Currently I am working with pdftohtml, under CentOS, poppler-utils. The concept is simple - user uploads the PDF file and sees the HTML version of that file. I use the simple command -

$> pdftohtml source.pdf target.html 

but it doesn't work! Later on, I try to create html using complex switch with no frames:

$> pdftohtml -c - noframes source.pdf target.html 

Still no Luck! The problem is - The image of the pdf file (the images are inside of that pdf file) can't appear in html, sometimes, the image overlaps!

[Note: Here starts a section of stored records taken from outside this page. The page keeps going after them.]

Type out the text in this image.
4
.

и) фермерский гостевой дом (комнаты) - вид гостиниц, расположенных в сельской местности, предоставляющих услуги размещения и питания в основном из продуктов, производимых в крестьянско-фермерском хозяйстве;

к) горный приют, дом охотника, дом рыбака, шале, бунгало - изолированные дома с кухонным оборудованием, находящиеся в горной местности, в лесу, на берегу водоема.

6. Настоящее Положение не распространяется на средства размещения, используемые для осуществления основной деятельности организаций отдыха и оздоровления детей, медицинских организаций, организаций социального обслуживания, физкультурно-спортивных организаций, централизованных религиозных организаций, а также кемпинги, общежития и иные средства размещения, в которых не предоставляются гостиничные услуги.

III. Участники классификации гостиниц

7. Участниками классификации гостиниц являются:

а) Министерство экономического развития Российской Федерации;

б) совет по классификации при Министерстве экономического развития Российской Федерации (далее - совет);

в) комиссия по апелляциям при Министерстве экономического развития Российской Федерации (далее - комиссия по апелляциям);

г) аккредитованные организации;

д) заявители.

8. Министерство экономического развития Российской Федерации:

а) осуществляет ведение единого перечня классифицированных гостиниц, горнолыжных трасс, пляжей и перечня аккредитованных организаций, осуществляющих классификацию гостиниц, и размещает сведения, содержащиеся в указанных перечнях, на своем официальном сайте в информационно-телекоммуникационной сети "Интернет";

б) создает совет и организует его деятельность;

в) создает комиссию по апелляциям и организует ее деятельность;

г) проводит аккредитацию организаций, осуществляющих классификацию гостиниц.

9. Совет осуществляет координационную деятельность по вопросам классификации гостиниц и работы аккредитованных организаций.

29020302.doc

Any ideas?

Here is the PHP Code -

Add.php

<!DOCTYPE HTML PUBLIC "-//W3C//DTD XHTML 1.0 Transitional//EN" "http://www.w3.org/TR/xhtml1/DTD/xhtml1-transitional.dtd">
<html xmlns="http://www.w3.org/1999/xhtml"><head>
<meta http-equiv="content-type" content="text/html; charset=UTF-8">
<link href="css/style.css" rel="stylesheet" type="text/css"/>
<title>CompleteView</title>
</head>
<body>
 <form method="post" action="save.php" enctype="multipart/form-data">
       <input type="hidden" name="action" value="add">
        <tr class="dark_bgcolor text-content">
         <td align="left" width="20%">Upload</td>
         <td align="left" width="1%">:</td>
         <td align="left">
         <input type="file" name="img_full" class="look" size="50"> 
         (Only .pdf)
         </td>
       </tr>

       <tr class="bottom_bgcolor">
         <td align="center" colspan="3"><input type="submit" name="" value="Upload" class="look"></td>
       </tr>
       </form>
</body>
</html>

Save.php

<?php
$myNewFolderPath=rand();
mkdir($myNewFolderPath);
$fname="full_".uniqid("");
$filename=$fname.'.pdf';
//$uploadpath=SPL_IMG_UPLOADPATH.$filename;
move_uploaded_file($_FILES['img_full']['tmp_name'], $myNewFolderPath.'/'.$filename);
chmod($myNewFolderPath.'/'.$filename, 0777);
echo ('/usr/local/bin/pdftohtml '.$myNewFolderPath.'/'.$filename);
exec('/usr/local/bin/pdftohtml -c -noframes'.$myNewFolderPath.'/'.$filename);
header('Location:'.$fname.'.html');
//exec('/usr/local/bin/pdftohtml 2098602105/EssentialC.pdf');
?>

One More thing - the pdftohtml version is -0.36

Here is The Screenshots -

enter image description here

Result - enter image description here

Answer

Justin picture Justin · Aug 14, 2013
$ pdftohtml -c source.pdf target.html 

This will output in complex mode. You can't use -noframes with the complex flag.

$ man pdftohtml

 -noframes   generate no frames. Not supported in complex output mode.